$\displaystyle \text{If }a=\log_{12} 18, b=\log_{24}54\text{, then find the value of }ab+5(a-b)$
I am trying in different ways to equalize the bases. But I can't do anything as the bases are unequal.
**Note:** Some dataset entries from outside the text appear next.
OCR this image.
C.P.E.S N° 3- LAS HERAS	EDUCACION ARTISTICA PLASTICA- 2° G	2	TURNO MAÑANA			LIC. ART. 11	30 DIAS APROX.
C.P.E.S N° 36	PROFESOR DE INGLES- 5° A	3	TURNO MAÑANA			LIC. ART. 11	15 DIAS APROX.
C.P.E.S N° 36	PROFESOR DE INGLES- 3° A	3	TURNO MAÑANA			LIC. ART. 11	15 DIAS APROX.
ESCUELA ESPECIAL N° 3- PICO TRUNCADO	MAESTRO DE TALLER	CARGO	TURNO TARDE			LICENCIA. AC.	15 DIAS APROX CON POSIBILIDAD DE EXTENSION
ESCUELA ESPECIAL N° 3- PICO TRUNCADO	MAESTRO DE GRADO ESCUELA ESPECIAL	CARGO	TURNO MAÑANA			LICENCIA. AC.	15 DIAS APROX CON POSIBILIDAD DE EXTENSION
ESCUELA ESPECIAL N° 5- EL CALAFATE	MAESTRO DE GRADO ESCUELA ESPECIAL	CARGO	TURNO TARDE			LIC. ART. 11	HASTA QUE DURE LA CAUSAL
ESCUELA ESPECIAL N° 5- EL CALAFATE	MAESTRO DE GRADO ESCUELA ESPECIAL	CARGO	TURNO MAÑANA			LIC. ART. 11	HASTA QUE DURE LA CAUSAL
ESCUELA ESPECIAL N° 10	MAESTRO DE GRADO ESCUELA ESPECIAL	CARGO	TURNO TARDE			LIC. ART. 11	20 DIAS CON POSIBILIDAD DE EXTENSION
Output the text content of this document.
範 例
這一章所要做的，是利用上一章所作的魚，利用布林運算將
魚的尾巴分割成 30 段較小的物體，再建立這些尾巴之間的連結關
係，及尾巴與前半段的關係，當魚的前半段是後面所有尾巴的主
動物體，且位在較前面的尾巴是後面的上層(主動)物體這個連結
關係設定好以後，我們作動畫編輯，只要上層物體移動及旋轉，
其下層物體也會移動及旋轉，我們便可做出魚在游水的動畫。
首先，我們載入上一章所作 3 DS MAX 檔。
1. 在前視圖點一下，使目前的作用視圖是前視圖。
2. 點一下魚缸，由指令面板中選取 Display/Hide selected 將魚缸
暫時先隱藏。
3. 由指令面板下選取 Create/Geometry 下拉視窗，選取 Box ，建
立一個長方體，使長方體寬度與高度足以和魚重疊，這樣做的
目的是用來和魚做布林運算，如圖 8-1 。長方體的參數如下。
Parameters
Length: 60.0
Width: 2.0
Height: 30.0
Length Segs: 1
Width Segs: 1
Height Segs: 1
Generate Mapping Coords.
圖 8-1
$\displaystyle \text{If }a=\log_{12} 18, b=\log_{24}54\text{, then find the value of }ab+5(a-b)$
I am trying in different ways to equalize the bases. But I can't do anything as the bases are unequal.
I got $\frac{6(\log 2)(\log 2)+5(\log 2)(\log 3)+6(\log 3)(\log 3)}{6(\log 2)(\log 2)+5(\log 2)(\log 3)+(\log 3)(\log 3)}$
Is it right saying it $\frac{1}{5(\log 3)(\log 3)}+1$
Hello, NameIsHidden!
I'm getting incorrect answers and I don't know why.
[I know ... I sound like a kid in Algebra I, but I can't help it.]
$\displaystyle \text{If }a\,=\, \log_{12}18,\;b\,=\,\log_{24}54.\;\text{ then find the value of }ab+5(a-b)$
$\displaystyle \begin{array}{cccccccc}a \:=\: \log_{12}18 &\Rightarrow& 12^a \:=\: 18 &\Rightarrow& (2^23)^a \:=\: 18 &\Rightarrow& 2^{2a}3^a \:=\: 18 & [1] \\ \\ b \:=\: \log_{24}54 &\Rightarrow& 24^b \:=\: 54 &\Rightarrow& (2^33)^b \:=\: 54 &\Rightarrow& 2^{3b}3^b \:=\: 54 & [2] \end{array}$
Divide [2] by [1]: .$\displaystyle \frac{2^{3b}3^b}{2^{2a}3^a} \:=\:\frac{54}{18} \quad\Rightarrow\quad 2^{3b-2a}3^{b-a} \:=\:3 \:=\:2^03^1$
Equate exponents: .$\displaystyle \begin{Bmatrix}3b-2a &=& 0 \\ b-a &=& 1 \end{Bmatrix}$
Solve the system: .$\displaystyle \begin{bmatrix}a \:=\:\text{-}3 \\ b \:=\:\text{-}2 \end{bmatrix} \;\; \color{red}{??}$
I checked with the solution, the result of the expression is $1$.
While taking Soroban's explanation, I see that he missed something.
Actually $a=-3$ or $a=3$ and $b=-2$ or $b=2$.(By substituting two equations in two different ways)
The final result is either $1$ or $11$.
Are there any other ways to compute it even accurate?